Joy In People

Lee Hood
Joy In People

Goth, flamboyant drag standing next to a coal miner. The androgynous, professional wrestler wears black-sequined pants, a fur-lined jacket, and a long blonde wig. He stands defiantly next to a dirty coal miner. The miner has a slight smirk, as though this isn’t his first encounter with the Welsh-born Adrian Street. It’s not, the coal miner is Street’s father and biggest supporter. Featured on the main page of the Institute of Contemporary Art’s website, the photograph from So Many Ways to Hurt You (The Life and Times of Adrian Street), was the catalyst to my visit of Jeremy Deller’s Joy In People at the ICA. 
The installations that are shown between two floors depict the joys 
and melancholies of mass culture in which Deller calls his particular art form, “social surrealism” of everyday life. (“Jeremy Deller: Joy in People.” n.d., n.p., Web. 28 Oct. 2012). In addition to Adrian Street’s wrestling costumes, video footage, and photographs, the exhibition contains several other cultural scenarios. Open Bedroom, is an actual depiction of Deller’s bedroom when he lived with his parents in his early 20’s. To enter the bedroom and ultimately the entire exhibit, the visitor must pass through the rainbow-colored swinging door, which reads, “Bless this Acid House.” The bedroom weaves into a large gallery, where several paintings and banners are hung. In the middle of the room is Valerie’s Snack Bar, an almost exact replica of a diner taken from Manchester, England. There you can sit and have tea while watching video footage of a Manchester parade. Make your way upstairs and you will experience, among others, What Would Neil Young Do?, Our Hobby is Depeche Mode, Barbeque Summer, and Dr. David Kelly Fourth Plinth Proposal. 

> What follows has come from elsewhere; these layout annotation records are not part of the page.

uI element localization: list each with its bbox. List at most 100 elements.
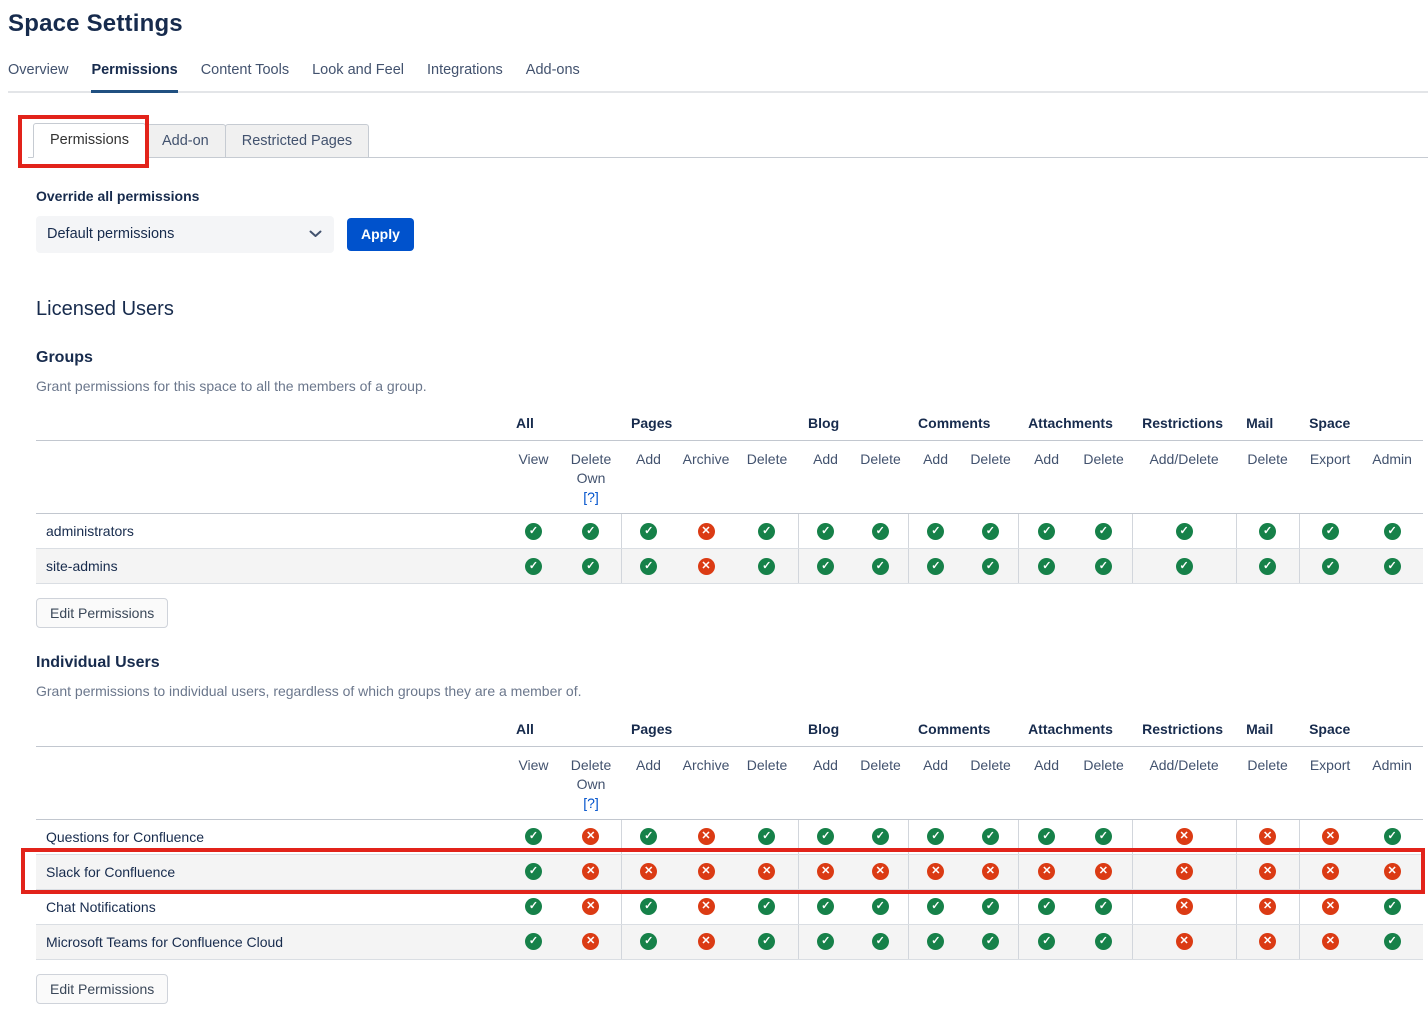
column-header-delete: Delete [1236, 746, 1299, 819]
cross-icon: ✕ [582, 898, 599, 915]
permission-cell: ✕ [561, 889, 621, 924]
nav-item-look-and-feel[interactable]: Look and Feel [312, 62, 404, 93]
column-header-delete: Delete [1236, 441, 1299, 514]
edit-groups-permissions-button[interactable]: Edit Permissions [36, 598, 168, 628]
permission-cell: ✓ [506, 549, 561, 584]
permission-cell: ✓ [736, 549, 798, 584]
cross-icon: ✕ [1038, 863, 1055, 880]
check-icon: ✓ [525, 523, 542, 540]
column-header-add-delete: Add/Delete [1132, 746, 1236, 819]
column-header-add: Add [908, 746, 963, 819]
permission-cell: ✕ [1299, 889, 1361, 924]
cross-icon: ✕ [758, 863, 775, 880]
permission-cell: ✕ [561, 854, 621, 889]
check-icon: ✓ [1384, 558, 1401, 575]
check-icon: ✓ [758, 558, 775, 575]
permission-cell: ✕ [1075, 854, 1132, 889]
nav-item-permissions[interactable]: Permissions [91, 62, 177, 93]
column-group-space: Space [1299, 407, 1423, 441]
delete-own-help-link[interactable]: [?] [561, 794, 621, 813]
check-icon: ✓ [1038, 558, 1055, 575]
permission-cell: ✓ [1361, 549, 1423, 584]
column-header-admin: Admin [1361, 441, 1423, 514]
tab-add-on[interactable]: Add-on [145, 124, 226, 157]
check-icon: ✓ [982, 933, 999, 950]
permissions-dropdown[interactable]: Default permissions [36, 216, 334, 253]
cross-icon: ✕ [698, 863, 715, 880]
permission-cell: ✕ [736, 854, 798, 889]
tab-restricted-pages[interactable]: Restricted Pages [225, 124, 369, 157]
check-icon: ✓ [758, 523, 775, 540]
check-icon: ✓ [817, 558, 834, 575]
check-icon: ✓ [1038, 828, 1055, 845]
permission-cell: ✓ [506, 819, 561, 854]
row-name: Chat Notifications [36, 889, 506, 924]
table-row-administrators: administrators✓✓✓✕✓✓✓✓✓✓✓✓✓✓✓ [36, 514, 1423, 549]
permission-cell: ✕ [676, 889, 736, 924]
row-name: Questions for Confluence [36, 819, 506, 854]
column-header-add: Add [798, 441, 853, 514]
permission-cell: ✕ [621, 854, 676, 889]
permission-cell: ✕ [1132, 819, 1236, 854]
permission-cell: ✓ [798, 924, 853, 959]
delete-own-help-link[interactable]: [?] [561, 488, 621, 507]
name-column-header [36, 407, 506, 441]
column-group-restrictions: Restrictions [1132, 407, 1236, 441]
nav-item-overview[interactable]: Overview [8, 62, 68, 93]
groups-heading: Groups [36, 349, 1428, 367]
cross-icon: ✕ [872, 863, 889, 880]
column-header-delete: Delete [963, 441, 1018, 514]
permission-cell: ✓ [1018, 924, 1075, 959]
nav-item-integrations[interactable]: Integrations [427, 62, 503, 93]
column-group-blog: Blog [798, 712, 908, 746]
check-icon: ✓ [640, 828, 657, 845]
chevron-down-icon [309, 225, 322, 243]
cross-icon: ✕ [582, 933, 599, 950]
cross-icon: ✕ [698, 898, 715, 915]
permission-cell: ✓ [1075, 549, 1132, 584]
permission-cell: ✓ [908, 819, 963, 854]
check-icon: ✓ [525, 933, 542, 950]
check-icon: ✓ [525, 828, 542, 845]
cross-icon: ✕ [1176, 863, 1193, 880]
cross-icon: ✕ [1322, 933, 1339, 950]
permission-cell: ✓ [1018, 889, 1075, 924]
nav-item-add-ons[interactable]: Add-ons [526, 62, 580, 93]
cross-icon: ✕ [640, 863, 657, 880]
permission-cell: ✓ [1361, 924, 1423, 959]
permission-cell: ✓ [621, 889, 676, 924]
permission-cell: ✓ [1018, 549, 1075, 584]
permission-cell: ✓ [1075, 889, 1132, 924]
permission-cell: ✓ [736, 924, 798, 959]
cross-icon: ✕ [698, 933, 715, 950]
tab-permissions[interactable]: Permissions [33, 123, 146, 158]
permission-cell: ✕ [1132, 854, 1236, 889]
edit-individual-permissions-button[interactable]: Edit Permissions [36, 974, 168, 1004]
check-icon: ✓ [927, 558, 944, 575]
permission-cell: ✕ [676, 854, 736, 889]
apply-button[interactable]: Apply [347, 218, 414, 251]
column-header-add: Add [621, 441, 676, 514]
permission-cell: ✓ [1018, 819, 1075, 854]
permission-cell: ✓ [1299, 514, 1361, 549]
page-title: Space Settings [8, 10, 1428, 38]
column-group-pages: Pages [621, 407, 798, 441]
permission-cell: ✓ [506, 514, 561, 549]
row-name: Slack for Confluence [36, 854, 506, 889]
permission-cell: ✕ [676, 924, 736, 959]
column-header-export: Export [1299, 746, 1361, 819]
permission-cell: ✕ [1132, 889, 1236, 924]
space-settings-page: Space Settings Overview Permissions Conten… [0, 0, 1428, 1004]
annotation-box-permissions-tab [18, 115, 149, 168]
permission-cell: ✓ [1075, 514, 1132, 549]
nav-item-content-tools[interactable]: Content Tools [201, 62, 289, 93]
check-icon: ✓ [982, 898, 999, 915]
permission-cell: ✕ [1236, 854, 1299, 889]
column-header-export: Export [1299, 441, 1361, 514]
cross-icon: ✕ [1322, 828, 1339, 845]
cross-icon: ✕ [1176, 933, 1193, 950]
permission-cell: ✓ [798, 819, 853, 854]
check-icon: ✓ [1176, 523, 1193, 540]
permission-cell: ✕ [1018, 854, 1075, 889]
table-row-site-admins: site-admins✓✓✓✕✓✓✓✓✓✓✓✓✓✓✓ [36, 549, 1423, 584]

Each installation shows some depiction of British society, starting in the early 1990’s and to the present. Some are mundane, some are amusing, and some are horrifying. Together they represent mass and pop culture through the eyes of the artist, who lived (literally in the sense of Open Bedroom) and experienced this culture. It’s interesting, entertaining, visually-stimulating, and relevant to our current times. The winner of the 2004 Turner Prize, the judges praised Deller’s “generosity of spirit, across a succession of projects which engage with social and cultural context and celebrate the creativity of individuals.” (“Turner Prize Shock: Out of Four Serious Competitors, the Best Artist Wins.” 7 Dec. 2004., The Guardian., Web. 17 Nov. 2012).
He offers scenes of daily life while also dispersed with terrifying events in history, always featuring the masses, those that had to live and die through them all. Deller focuses on ‘us’ and urges the visitor to bond with some part of his work. It is a constant reminder of who we are and what struggles we may face. While many more parallels and hidden meanings can and probably will be drawn from Joy in People, Deller also lets the viewer see art as just another pursuit of mass culture. He states, “people tend to take art very seriously and they probably shouldn’t.” (“Jeremy Deller: Joy in People.” n.d., n.p., Web. 28 Oct. 2012).